Sears (NASDAQ: SHLD) stock jumped last week when investors reacted positively to CEO Eddie Lampert laying out what the company called "the next phase of its strategic transformation."
In the plan, the embattled CEO outlined steps including a restructuring program designed to streamline operations, improve operating performance, and deliver cost reductions of at least $1 billion on an annualized basis. Some of these savings are new, while others come from a previously announced, already underway plan to close 108 Kmart and 42 Sears stores.
Lampert also promised to further lower costs or generate cash by leveraging the company's real estate through potential in-store partnerships, subdivisions, and reformatting to support digital sales.
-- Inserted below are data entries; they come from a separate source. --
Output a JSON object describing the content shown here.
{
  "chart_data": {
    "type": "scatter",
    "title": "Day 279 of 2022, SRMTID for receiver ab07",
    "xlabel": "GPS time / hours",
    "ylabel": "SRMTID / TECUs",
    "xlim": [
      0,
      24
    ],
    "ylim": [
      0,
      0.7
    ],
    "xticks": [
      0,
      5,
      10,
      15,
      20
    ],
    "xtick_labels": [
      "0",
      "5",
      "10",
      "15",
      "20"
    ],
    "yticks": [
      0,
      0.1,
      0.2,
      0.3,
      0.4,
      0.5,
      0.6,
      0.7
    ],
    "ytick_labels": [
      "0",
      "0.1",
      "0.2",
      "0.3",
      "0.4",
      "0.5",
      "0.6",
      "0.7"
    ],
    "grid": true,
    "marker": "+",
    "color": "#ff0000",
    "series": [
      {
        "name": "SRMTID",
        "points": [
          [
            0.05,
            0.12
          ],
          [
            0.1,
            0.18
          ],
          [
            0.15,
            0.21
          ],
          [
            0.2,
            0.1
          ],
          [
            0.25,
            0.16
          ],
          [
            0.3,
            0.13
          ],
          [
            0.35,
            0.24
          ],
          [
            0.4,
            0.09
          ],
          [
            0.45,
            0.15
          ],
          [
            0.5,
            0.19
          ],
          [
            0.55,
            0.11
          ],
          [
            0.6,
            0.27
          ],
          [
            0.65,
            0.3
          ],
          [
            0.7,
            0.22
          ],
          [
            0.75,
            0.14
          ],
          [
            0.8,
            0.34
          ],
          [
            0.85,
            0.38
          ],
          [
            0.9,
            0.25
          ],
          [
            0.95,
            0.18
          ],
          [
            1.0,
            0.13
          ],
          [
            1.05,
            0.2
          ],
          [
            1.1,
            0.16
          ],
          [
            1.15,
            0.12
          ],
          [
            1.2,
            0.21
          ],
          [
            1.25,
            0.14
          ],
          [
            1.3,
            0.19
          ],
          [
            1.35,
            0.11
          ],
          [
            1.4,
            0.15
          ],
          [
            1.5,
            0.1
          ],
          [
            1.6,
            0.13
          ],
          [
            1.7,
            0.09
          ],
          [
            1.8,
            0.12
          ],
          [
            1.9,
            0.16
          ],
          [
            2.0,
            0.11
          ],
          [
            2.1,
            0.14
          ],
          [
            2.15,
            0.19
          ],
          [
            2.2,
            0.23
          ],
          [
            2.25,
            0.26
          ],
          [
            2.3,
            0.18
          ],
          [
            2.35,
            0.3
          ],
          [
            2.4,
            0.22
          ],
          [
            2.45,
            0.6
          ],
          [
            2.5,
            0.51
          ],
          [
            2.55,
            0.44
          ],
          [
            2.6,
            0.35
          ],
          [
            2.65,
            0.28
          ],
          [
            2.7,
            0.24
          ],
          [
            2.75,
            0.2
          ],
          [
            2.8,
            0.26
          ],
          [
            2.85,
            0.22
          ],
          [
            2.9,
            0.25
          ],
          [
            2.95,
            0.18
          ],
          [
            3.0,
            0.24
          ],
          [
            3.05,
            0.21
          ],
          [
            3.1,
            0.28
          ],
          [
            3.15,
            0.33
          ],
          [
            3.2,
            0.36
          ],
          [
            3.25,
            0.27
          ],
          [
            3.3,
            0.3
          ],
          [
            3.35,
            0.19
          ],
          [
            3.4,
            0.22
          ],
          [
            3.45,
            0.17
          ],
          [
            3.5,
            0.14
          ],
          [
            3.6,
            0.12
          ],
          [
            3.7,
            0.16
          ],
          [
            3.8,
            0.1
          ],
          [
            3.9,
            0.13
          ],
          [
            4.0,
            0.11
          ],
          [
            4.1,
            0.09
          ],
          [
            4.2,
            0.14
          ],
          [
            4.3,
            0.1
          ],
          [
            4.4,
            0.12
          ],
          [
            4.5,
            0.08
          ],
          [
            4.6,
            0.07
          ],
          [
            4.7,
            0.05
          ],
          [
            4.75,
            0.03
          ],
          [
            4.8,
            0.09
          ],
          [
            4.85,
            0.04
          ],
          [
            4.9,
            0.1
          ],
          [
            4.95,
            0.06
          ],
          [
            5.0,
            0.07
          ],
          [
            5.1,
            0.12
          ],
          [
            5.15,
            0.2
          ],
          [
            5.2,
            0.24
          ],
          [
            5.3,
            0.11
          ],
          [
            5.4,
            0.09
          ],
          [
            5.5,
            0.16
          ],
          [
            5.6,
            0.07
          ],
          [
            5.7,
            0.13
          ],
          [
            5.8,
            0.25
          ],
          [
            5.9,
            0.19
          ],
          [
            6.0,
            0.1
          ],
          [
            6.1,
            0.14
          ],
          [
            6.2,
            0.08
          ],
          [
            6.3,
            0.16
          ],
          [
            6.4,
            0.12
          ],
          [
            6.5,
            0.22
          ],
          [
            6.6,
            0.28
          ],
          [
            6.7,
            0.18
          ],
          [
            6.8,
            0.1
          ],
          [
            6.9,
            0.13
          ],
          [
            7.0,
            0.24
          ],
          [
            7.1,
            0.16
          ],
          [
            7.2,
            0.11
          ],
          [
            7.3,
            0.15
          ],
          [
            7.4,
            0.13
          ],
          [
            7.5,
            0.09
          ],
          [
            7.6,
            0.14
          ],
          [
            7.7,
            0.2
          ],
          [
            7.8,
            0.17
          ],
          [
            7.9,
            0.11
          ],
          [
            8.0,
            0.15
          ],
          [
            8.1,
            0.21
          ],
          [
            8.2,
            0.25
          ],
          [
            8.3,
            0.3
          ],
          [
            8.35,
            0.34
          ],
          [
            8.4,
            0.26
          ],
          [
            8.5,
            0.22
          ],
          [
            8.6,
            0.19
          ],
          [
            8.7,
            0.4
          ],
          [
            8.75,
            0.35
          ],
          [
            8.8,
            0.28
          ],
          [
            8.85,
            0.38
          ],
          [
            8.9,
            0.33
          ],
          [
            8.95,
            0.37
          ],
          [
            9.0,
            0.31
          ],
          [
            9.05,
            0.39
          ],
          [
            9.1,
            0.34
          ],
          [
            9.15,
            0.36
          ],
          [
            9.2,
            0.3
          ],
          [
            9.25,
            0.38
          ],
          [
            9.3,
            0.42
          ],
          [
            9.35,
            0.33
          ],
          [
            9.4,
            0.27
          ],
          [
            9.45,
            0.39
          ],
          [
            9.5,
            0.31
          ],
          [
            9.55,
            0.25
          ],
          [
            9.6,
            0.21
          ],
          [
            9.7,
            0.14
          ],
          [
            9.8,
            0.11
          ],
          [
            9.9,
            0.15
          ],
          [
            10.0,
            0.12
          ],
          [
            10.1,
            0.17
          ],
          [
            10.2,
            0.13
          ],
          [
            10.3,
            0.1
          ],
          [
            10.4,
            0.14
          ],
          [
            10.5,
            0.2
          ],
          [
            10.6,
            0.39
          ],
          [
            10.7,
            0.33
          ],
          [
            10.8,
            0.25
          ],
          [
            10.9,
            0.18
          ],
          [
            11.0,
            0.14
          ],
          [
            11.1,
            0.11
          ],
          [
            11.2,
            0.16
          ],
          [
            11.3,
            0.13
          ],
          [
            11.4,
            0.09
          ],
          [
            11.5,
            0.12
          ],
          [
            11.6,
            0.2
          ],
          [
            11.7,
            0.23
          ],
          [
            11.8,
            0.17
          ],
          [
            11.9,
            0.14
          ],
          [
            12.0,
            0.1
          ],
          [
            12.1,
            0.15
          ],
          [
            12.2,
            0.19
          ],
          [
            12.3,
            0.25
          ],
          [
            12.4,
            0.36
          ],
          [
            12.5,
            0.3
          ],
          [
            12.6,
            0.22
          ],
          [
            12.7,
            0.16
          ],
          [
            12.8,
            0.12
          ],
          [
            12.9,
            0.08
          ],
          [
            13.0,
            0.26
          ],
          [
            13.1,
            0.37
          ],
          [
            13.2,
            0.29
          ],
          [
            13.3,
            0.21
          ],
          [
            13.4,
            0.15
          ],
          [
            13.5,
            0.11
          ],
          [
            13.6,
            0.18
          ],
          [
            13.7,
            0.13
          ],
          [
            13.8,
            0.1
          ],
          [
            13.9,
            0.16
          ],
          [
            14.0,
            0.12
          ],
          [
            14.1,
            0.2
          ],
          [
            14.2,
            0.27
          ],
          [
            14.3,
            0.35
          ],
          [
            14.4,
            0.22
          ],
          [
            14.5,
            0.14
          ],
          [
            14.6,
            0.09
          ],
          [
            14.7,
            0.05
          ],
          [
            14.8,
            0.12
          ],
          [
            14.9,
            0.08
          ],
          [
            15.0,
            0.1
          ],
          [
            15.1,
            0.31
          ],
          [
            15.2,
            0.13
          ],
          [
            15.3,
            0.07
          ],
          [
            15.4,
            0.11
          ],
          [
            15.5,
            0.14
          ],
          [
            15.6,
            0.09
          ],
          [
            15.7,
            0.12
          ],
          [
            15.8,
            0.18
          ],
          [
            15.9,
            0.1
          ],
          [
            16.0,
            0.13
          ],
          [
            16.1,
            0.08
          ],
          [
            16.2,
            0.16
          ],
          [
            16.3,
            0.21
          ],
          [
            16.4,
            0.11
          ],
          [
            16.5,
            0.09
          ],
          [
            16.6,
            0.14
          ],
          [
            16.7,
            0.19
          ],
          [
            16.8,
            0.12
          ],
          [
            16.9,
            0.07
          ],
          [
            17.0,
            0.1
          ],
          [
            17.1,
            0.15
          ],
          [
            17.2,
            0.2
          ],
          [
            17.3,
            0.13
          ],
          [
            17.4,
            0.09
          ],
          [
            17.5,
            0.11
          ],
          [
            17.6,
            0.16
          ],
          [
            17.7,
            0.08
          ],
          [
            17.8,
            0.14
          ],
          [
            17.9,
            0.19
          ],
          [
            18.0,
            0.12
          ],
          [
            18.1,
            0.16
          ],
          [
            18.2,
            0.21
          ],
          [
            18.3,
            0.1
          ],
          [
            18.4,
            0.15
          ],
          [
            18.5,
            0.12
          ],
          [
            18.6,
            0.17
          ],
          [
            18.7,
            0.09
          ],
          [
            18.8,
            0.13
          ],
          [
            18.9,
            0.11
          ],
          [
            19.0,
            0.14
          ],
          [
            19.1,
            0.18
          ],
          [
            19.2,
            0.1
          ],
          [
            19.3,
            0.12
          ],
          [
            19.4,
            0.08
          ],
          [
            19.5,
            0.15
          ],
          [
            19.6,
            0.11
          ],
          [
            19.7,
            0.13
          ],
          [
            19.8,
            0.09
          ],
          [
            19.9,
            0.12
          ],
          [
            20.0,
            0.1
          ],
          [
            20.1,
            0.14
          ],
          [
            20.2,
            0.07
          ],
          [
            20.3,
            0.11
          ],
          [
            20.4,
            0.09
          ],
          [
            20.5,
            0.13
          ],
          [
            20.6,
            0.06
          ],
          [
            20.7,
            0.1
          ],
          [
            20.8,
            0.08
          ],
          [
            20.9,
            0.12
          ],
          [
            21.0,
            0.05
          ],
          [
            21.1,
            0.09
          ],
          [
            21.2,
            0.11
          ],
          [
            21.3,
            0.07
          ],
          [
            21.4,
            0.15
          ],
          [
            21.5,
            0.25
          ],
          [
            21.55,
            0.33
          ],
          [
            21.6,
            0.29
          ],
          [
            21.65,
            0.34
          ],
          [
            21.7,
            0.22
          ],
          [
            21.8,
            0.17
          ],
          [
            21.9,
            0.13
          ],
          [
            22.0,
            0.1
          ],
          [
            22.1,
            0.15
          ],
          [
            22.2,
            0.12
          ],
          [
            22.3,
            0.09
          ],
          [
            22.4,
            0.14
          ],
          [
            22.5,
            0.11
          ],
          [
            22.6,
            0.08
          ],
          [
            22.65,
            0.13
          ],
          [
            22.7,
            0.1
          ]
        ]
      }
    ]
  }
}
In addition, the CEO reiterated plans to evaluate strategic options for the Kenmore and DieHard brands as well as the Sears Home Services and Sears Auto Centers businesses; this could mean a sale, partnership, or joint venture for any of the properties.
The CEO, whose faith has never wavered about his ability to turn the brand around, was equally positive here. He did not sugarcoat the depth of the company's problems in his presentation, but he did reaffirm his belief that Sears could turn things around:
Sears has unveiled a new plan to save money in order to pay for its turnaround. Image source: Sears.
How big is the problem?
Sears has been losing money while closing stores and selling assets in order to stay solvent for quite a while. The company has "injected almost $12 billion in liquidity between 2012 to 2016 to fund ongoing operations given material declines in internally generated cash flow," according to Fitch Ratings. The ratings service believes the company's "cash burn" was $1.6 billion in 2016 and that it will hit $1.8 billion in 2017.
The new Sears turnaround plan, which was released after the Fitch analysis, said that changes to the company's asset-based credit facility will reduce its 2017 cash needs from almost $2 billion to $1.5 billion. Lampert also said that Sears planned to implement other modifications to covenants and reserves against the credit-facility borrowing base that improve net liquidity. Essentially, according to the company, Sears needs $1.5 billion to make it through the rest of this year, assuming its losses are in line with projections, and all these moves happen or work.
In the plan, there was also a small sliver of hope for the CEO's profitability goals from the projected fourth-quarter numbers. The company said in preliminary calculations that it had adjusted EBITDA of negative $61 million in Q4. That's an improvement over an adjusted EBITDA of negative $137 million during the same period in 2015, a change the company attributed to "tighter expense control and inventory management."
How much does Sears have?
"On a pro forma basis, giving effect to the amendment of our credit facility, our total liquidity and liquid assets would have been over $4 billion at the end of [the] third quarter of 2016," said the company. That means that technically it has the assets to stave off insolvency for 2017, and likely at least a year after that. And while having assets and being able to sell them are not the same thing, it does seem like Sears has enough of a financial cushion to buy itself time as long as its business assumptions remain true.
Does Sears have a long-term future?
It's worth noting that the company's cash needs for survival are not the same as its total debts. Sears had pension and post-retirement benefit liabilities of $2 billion and long-term debt of $3.7 billion as of an Oct. 29, Reuters reported.
Lampert's plan plays those numbers down while stripping the company of assets. These actions buy Sears time, but they do not buy it sales.
In order for Sears to have a long-term future, it needs to return to profitability. That's something its CEO cites as a goal, but aside from cutting its cash loss in Q4, there have been few signs that Lampert's vision for a company with fewer physical stores and a robust online presence (through its ShopYourWay app) will work. The chain saw comparable-store sales decline by 10.3% in Q4 -- a terrible sign for a company that has been working on a turnaround for years.
Sears can survive for a while by selling off assets, but that doesn't increase sales. The chain has time to do that, but so far it has only shown that it can manage its declines well, not actually reverse them. This recent announcement should alleviate concerns that a bankruptcy filing is imminent, but it does little to prove that it's not inevitable.